While under far less scrutiny, foreign practitioners of Catholicism are given just one government-sanctioned option: going to a state-run church overseen by bishops approved by the party.
Chinese law states “aliens” are allowed to take part only at lawfully registered places of worship.
Canadian Ian Johnson is a Beijing-based journalist and lecturer who has attended both kinds of services for foreigners and likens the state offering to an assembly line.
“There are five services a day and everything lasts for exactly an hour, then – bang! – your next one starts,” Johnson said. “You don’t really have any personal relationships with the priest or the congregation.
“People have said it is a more impersonal experience, or they feel they are just going through the motions. It is less engaged.”
It is an assessment echoed by Brent Fulton, founder and president of ChinaSource, a research platform of Christian communities in China.
“In the official church a foreigner can come, but their involvement is limited to sitting in that service on a Sunday,” Fulton said.
At an unofficial church they can get involved by teaching Sunday school, singing in the choir or leading a Bible study.
That lack of community prompted Sarah, a 24-year-old American student in Beijing, to seek out an unofficial church.
“If [St Joseph’s] was my only outlet for going to mass and worship, my faith life would probably wither,” Sarah said. “I would struggle. But with my private community, it is more intimate, so the homilies are more meaningful to me and a lot of dialogue is exchanged between the people that attend.
“When I go to the private space it seems the priests who preach during the homily have more freedom in what they say and it’s a more open and honest homily.”
Leaders of the embassy church declined to be interviewed, citing the sensitivity of the issue.
Although unofficial foreigner-only churches are not allowed in China, they are not hard to find. They are tolerated by the government, which turns a blind but watchful eye to the unsanctioned activity.

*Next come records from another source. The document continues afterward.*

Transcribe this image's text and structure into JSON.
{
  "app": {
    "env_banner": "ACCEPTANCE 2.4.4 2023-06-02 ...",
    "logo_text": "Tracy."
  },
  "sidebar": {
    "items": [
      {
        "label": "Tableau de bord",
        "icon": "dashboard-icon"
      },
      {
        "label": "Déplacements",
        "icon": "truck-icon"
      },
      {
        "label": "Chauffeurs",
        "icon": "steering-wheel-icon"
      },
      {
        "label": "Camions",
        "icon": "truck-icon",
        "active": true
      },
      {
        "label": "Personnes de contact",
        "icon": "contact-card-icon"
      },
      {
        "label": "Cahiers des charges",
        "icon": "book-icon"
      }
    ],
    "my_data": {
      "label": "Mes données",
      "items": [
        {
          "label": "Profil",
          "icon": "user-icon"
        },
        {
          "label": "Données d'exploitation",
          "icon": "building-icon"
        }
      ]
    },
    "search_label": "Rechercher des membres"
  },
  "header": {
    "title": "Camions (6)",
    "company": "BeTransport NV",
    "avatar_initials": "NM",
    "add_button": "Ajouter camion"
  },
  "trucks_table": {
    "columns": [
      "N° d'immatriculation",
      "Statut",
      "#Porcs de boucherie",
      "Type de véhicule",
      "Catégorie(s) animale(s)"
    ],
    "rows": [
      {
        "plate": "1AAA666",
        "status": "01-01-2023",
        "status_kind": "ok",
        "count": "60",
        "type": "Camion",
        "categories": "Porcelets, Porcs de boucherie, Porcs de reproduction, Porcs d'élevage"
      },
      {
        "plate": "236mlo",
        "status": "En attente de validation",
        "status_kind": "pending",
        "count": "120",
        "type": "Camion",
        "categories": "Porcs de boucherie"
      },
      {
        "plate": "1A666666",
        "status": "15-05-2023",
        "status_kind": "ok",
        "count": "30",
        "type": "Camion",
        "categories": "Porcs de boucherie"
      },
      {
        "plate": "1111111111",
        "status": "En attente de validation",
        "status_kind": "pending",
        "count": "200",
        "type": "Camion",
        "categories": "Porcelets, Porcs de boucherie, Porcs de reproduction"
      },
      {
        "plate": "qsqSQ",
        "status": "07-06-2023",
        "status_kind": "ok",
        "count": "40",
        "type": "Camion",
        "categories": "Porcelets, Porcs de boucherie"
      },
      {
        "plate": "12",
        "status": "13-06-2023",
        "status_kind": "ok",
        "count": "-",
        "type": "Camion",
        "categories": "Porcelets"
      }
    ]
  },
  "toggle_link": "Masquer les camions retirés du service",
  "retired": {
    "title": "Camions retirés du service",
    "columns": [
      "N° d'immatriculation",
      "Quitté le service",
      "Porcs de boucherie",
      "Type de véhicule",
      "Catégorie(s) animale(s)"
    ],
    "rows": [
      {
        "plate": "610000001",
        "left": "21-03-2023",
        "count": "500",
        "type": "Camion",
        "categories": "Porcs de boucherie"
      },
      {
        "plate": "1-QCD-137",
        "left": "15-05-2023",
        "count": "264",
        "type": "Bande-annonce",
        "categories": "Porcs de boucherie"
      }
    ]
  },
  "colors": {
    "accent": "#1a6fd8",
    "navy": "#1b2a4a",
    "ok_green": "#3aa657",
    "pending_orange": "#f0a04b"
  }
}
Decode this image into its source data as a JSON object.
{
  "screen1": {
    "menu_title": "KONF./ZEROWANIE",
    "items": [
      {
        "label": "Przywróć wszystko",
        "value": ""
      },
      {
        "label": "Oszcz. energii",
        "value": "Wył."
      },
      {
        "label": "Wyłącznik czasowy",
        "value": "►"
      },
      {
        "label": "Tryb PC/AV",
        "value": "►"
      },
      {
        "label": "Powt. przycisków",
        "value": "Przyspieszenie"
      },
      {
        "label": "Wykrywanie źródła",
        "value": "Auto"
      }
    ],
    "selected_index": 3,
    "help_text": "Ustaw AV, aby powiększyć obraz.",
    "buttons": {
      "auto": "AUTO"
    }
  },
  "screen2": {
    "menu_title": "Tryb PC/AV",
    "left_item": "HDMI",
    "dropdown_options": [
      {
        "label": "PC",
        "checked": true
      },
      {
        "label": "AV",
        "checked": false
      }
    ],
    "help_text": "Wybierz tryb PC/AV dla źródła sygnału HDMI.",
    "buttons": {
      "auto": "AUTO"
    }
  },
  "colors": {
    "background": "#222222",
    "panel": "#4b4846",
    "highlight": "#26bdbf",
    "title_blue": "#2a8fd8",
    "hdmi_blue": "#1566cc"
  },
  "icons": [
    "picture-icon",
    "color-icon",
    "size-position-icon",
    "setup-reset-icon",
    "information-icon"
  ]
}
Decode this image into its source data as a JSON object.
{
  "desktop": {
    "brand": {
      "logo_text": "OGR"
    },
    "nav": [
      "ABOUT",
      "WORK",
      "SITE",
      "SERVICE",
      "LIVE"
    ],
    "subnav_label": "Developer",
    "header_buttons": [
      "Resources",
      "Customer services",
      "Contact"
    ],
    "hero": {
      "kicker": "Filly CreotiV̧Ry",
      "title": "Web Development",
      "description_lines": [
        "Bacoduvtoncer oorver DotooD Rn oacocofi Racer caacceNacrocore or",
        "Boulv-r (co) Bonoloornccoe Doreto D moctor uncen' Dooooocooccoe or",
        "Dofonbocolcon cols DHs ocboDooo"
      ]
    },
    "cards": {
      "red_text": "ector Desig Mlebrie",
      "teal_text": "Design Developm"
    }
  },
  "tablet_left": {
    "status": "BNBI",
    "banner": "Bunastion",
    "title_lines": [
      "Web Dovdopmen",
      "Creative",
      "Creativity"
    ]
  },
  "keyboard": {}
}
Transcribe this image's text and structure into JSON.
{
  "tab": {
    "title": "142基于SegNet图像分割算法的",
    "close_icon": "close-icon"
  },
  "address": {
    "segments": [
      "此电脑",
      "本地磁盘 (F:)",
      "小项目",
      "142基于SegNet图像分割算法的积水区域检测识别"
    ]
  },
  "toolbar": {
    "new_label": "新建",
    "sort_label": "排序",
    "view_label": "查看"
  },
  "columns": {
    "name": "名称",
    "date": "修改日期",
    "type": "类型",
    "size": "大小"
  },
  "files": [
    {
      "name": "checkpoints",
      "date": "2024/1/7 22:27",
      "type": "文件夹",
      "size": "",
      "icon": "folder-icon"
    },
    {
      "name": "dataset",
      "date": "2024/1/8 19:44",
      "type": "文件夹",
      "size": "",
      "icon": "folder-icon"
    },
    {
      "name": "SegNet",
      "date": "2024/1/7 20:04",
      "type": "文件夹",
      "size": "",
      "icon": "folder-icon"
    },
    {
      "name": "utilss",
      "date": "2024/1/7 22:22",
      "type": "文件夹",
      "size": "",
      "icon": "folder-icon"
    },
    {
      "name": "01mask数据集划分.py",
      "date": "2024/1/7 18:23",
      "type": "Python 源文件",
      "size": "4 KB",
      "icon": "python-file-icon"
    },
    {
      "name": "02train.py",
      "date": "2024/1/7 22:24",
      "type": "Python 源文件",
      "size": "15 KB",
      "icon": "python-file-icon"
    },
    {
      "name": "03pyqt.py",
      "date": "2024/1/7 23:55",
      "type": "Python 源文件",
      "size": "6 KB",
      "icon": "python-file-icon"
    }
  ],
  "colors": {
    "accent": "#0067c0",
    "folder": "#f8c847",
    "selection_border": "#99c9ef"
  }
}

“As long as nobody asks [the government] a question, they don’t care, but the people doing it are extremely cautious,” Johnson said.
But some foreigners are content with the official services.
“Every Sunday there is a very well-prepared English mass with an excellent choir that sings in both English and Latin,” Michele Ferrero, an Italian Catholic priest, said of the Cathedral of the Immaculate Conception, or “South Church”, in Beijing he regularly attends.
Ferrero has taught Western classics at Beijing Foreign Studies University since 2009, having previously taught at a seminary in Shanghai.
“Worshipping itself is no different in Beijing than anywhere else,” he said.
Fr Hugh O’Donnell, an 83-year-old Taiwan-based priest who belongs to the Congregation of the Mission and has travelled to and from the mainland for more than two decades, agrees. He said the English mass at South Church was run by Chinese priests and “has come to a pretty high level of competence”.
“[Visitors will find] some good preachers, [who] prepare well and do a terrific job,” O’Donnell said.
But foreign priests are not allowed to say mass and bishops are appointed by the state, creating a “stigma” and misplaced perception that official churches “aren’t genuine”, Fulton said.
Foreigners could pursue a third option – attending “underground” services with Chinese Catholics; but doing so posed a high risk for local worshippers.
“We tell [foreigners] not to go to the unregistered [Chinese] churches, because that does create problems for the people there,” Mulroney said. “They could get into quite big trouble if foreigners are seen turning up.”
The church could be closed and priests could be arrested or harassed, he said.
“If there are foreigners going, with any hint of bringing information in or something similar, there could be trouble for the people. That’s what you have to balance,” Johnson said.